March 23 2014 06:12 PM

    Every year when we look at the global trends in warehousing and distribution, it sounds very redundant to say more efficiency and better productivity, but this is exactly what most DC managers are talking about. Why do these topics reappear year after year? One thought is because people dramatically impact the efficiency and productivity of your facility. You can buy the best automation and have the best technology but if you haven't trained, hired and retained the best people you will still be looking for increased productivity and efficiency.

    The cost of people in your facility continues to rise with health care and rising minimum wages. Many companies don't see the forest for the trees, in that they have substandard people that don't operate well so they hire more people to help the below standard ones and then you have people on top of people, all working very inefficiently. Sounds a little bit like a Dr. Seuss story, but it's true. Part of the problem is that people in your facility require ongoing attention and investment in time and resources. It's not something like technology or automation that you purchase, install and voila, problem solved. Even without turnover, people require on-going coaching, mentoring and attention. As an executive/life coach, I run across this situation all the time. The person managing the facility is a good operation person. He knows the stats, knows the operation well and knows the supply chain. The manager is just a horrible coach of people. Instead of teaching and motivating, many managers bark orders without details and degrade the team. A recipe for failure!

    Managers forget that the workers in the facility are not motivated the same way they are, they don't have the same agendas, and they don't think the same way. My son is an enthusiastic high school basketball coach. While coaching young high school boys today, he has learned that they don't all feel about the sport as he does. They are not competitive and some don't really care whether they win or lose. My son has had to learn to get to the root of why are they on the team, and what motivates them? Some boys are just simply there for the recognition and some are there for the "feel good" of being on a team. When you are managing the team with an iron fist, it doesn't feel good, so that person will not respond and play at his best. Once you discover what makes them tick and what is important to them, you can adapt your message and training to incorporate those items.

    As a manager if you don't have time to be a coach for your entire team, make someone within each functional area a coach. This takes more than just appointing that person as a coach. It takes training and developing this coach as a leader. The leader will set the pace, attitude and culture. This person needs to be chosen well. As you build confidence and satisfaction among your team, you will gradually see your productivity increase, along with efficiency. If you explain to them the impact of accuracy, losing sales, losing customers, losing product, etc. they will begin to understand how very important accuracy is and will strive for better work. You will find them watching others to make sure they are doing the right steps and processes. This kind of positivity snowballs in your facility and is contagious.

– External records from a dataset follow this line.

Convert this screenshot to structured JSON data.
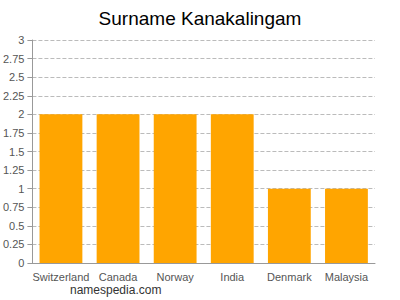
{
  "chart_data": {
    "type": "bar",
    "title": "Surname Kanakalingam",
    "categories": [
      "Switzerland",
      "Canada",
      "Norway",
      "India",
      "Denmark",
      "Malaysia"
    ],
    "values": [
      2,
      2,
      2,
      2,
      1,
      1
    ],
    "color": "#ffa500",
    "ylim": [
      0,
      3
    ],
    "yticks": [
      0,
      0.25,
      0.5,
      0.75,
      1,
      1.25,
      1.5,
      1.75,
      2,
      2.25,
      2.5,
      2.75,
      3
    ],
    "grid": true,
    "annotations": [
      "namespedia.com"
    ]
  }
}
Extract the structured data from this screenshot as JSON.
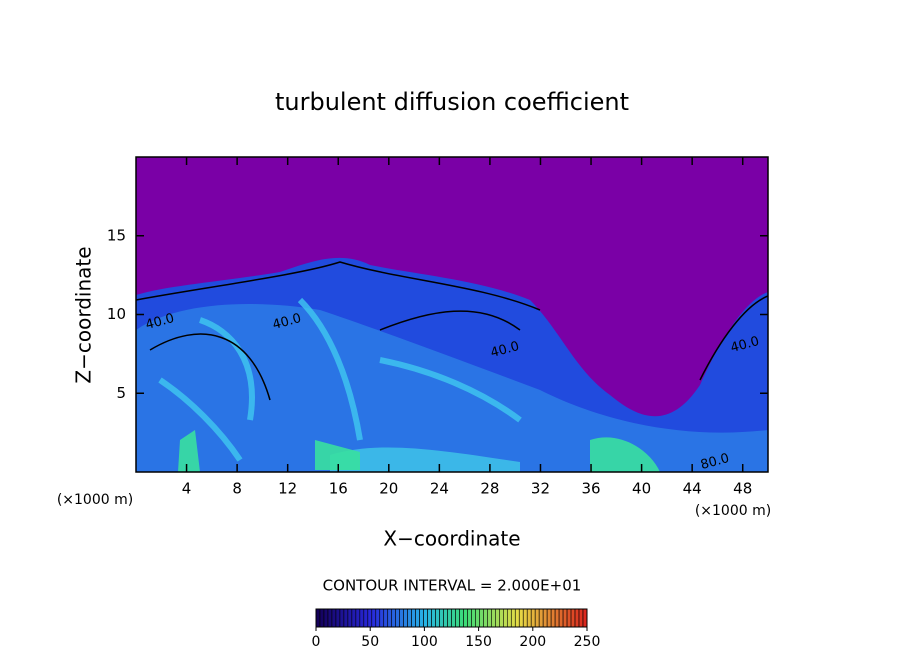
{
  "chart_data": {
    "type": "contour",
    "title": "turbulent diffusion coefficient",
    "x_label": "X−coordinate",
    "y_label": "Z−coordinate",
    "x_unit": "(×1000 m)",
    "y_unit": "(×1000 m)",
    "xlim": [
      0,
      50
    ],
    "xticks": [
      4,
      8,
      12,
      16,
      20,
      24,
      28,
      32,
      36,
      40,
      44,
      48
    ],
    "ylim": [
      0,
      20
    ],
    "yticks": [
      5,
      10,
      15
    ],
    "contour_interval": "CONTOUR INTERVAL = 2.000E+01",
    "contour_labels": [
      "40.0",
      "40.0",
      "40.0",
      "40.0",
      "80.0"
    ],
    "colorbar": {
      "lim": [
        0,
        250
      ],
      "ticks": [
        0,
        50,
        100,
        150,
        200,
        250
      ]
    }
  }
}
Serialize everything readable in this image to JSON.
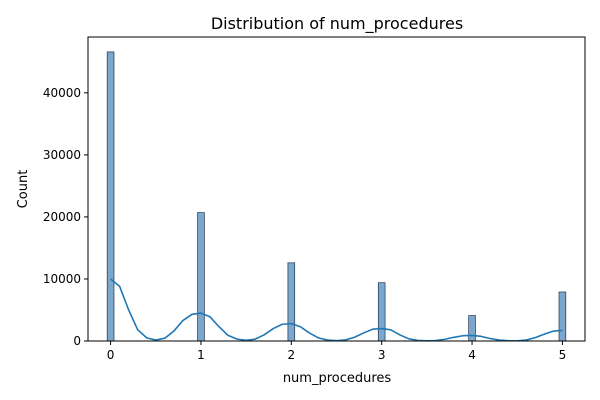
{
  "chart_data": {
    "type": "bar",
    "title": "Distribution of num_procedures",
    "xlabel": "num_procedures",
    "ylabel": "Count",
    "categories": [
      0,
      1,
      2,
      3,
      4,
      5
    ],
    "values": [
      46600,
      20700,
      12600,
      9400,
      4100,
      7900
    ],
    "xlim": [
      -0.25,
      5.25
    ],
    "ylim": [
      0,
      49000
    ],
    "xticks": [
      "0",
      "1",
      "2",
      "3",
      "4",
      "5"
    ],
    "yticks": [
      "0",
      "10000",
      "20000",
      "30000",
      "40000"
    ],
    "kde": {
      "label": "kde",
      "x": [
        0.0,
        0.1,
        0.2,
        0.3,
        0.4,
        0.5,
        0.6,
        0.7,
        0.8,
        0.9,
        1.0,
        1.1,
        1.2,
        1.3,
        1.4,
        1.5,
        1.6,
        1.7,
        1.8,
        1.9,
        2.0,
        2.1,
        2.2,
        2.3,
        2.4,
        2.5,
        2.6,
        2.7,
        2.8,
        2.9,
        3.0,
        3.1,
        3.2,
        3.3,
        3.4,
        3.5,
        3.6,
        3.7,
        3.8,
        3.9,
        4.0,
        4.1,
        4.2,
        4.3,
        4.4,
        4.5,
        4.6,
        4.7,
        4.8,
        4.9,
        5.0
      ],
      "y": [
        10000,
        8800,
        5000,
        1800,
        500,
        150,
        450,
        1600,
        3300,
        4300,
        4500,
        3900,
        2300,
        900,
        300,
        120,
        300,
        1000,
        2000,
        2700,
        2800,
        2300,
        1300,
        500,
        150,
        60,
        180,
        600,
        1300,
        1900,
        2000,
        1800,
        1000,
        350,
        100,
        30,
        80,
        280,
        600,
        850,
        900,
        750,
        400,
        150,
        50,
        40,
        150,
        550,
        1100,
        1600,
        1700
      ]
    },
    "grid": false,
    "bar_color": "#7ba7cc",
    "bar_edge_color": "#1f3550",
    "line_color": "#1f77b4"
  }
}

    But your job doesn't stop there! Just like on a basketball team, the coach needs to simultaneously start building his farm team and focus on succession plans. If your best order filler gets sick, who can step into that role? Hopefully, they have been pre-trained by the best and the replacement is seamless but unfortunately, most managers are focused on the day to day operation and not on the future. This is the most common area of improvement that needs to be made for DC managers: looking at contingencies and preparing the operation for the future. Ultimately, the DC manager is the coach and he is training the next layer of coaches in each functional area, but usually in about 50% of the cases, this is not how it works. Some outsource this to HR, not that HR shouldn't be a coach, but most HR departments don't understand the operation and they are deemed unacceptable for the worker because they don't really add value on the floor.

    If you have a good supervisor that has the operation skills, dedicated to the company, knows the WMS well but is a horrible people person, you have an opportunity. Invest in this person and help this person become a better supervisor on your team.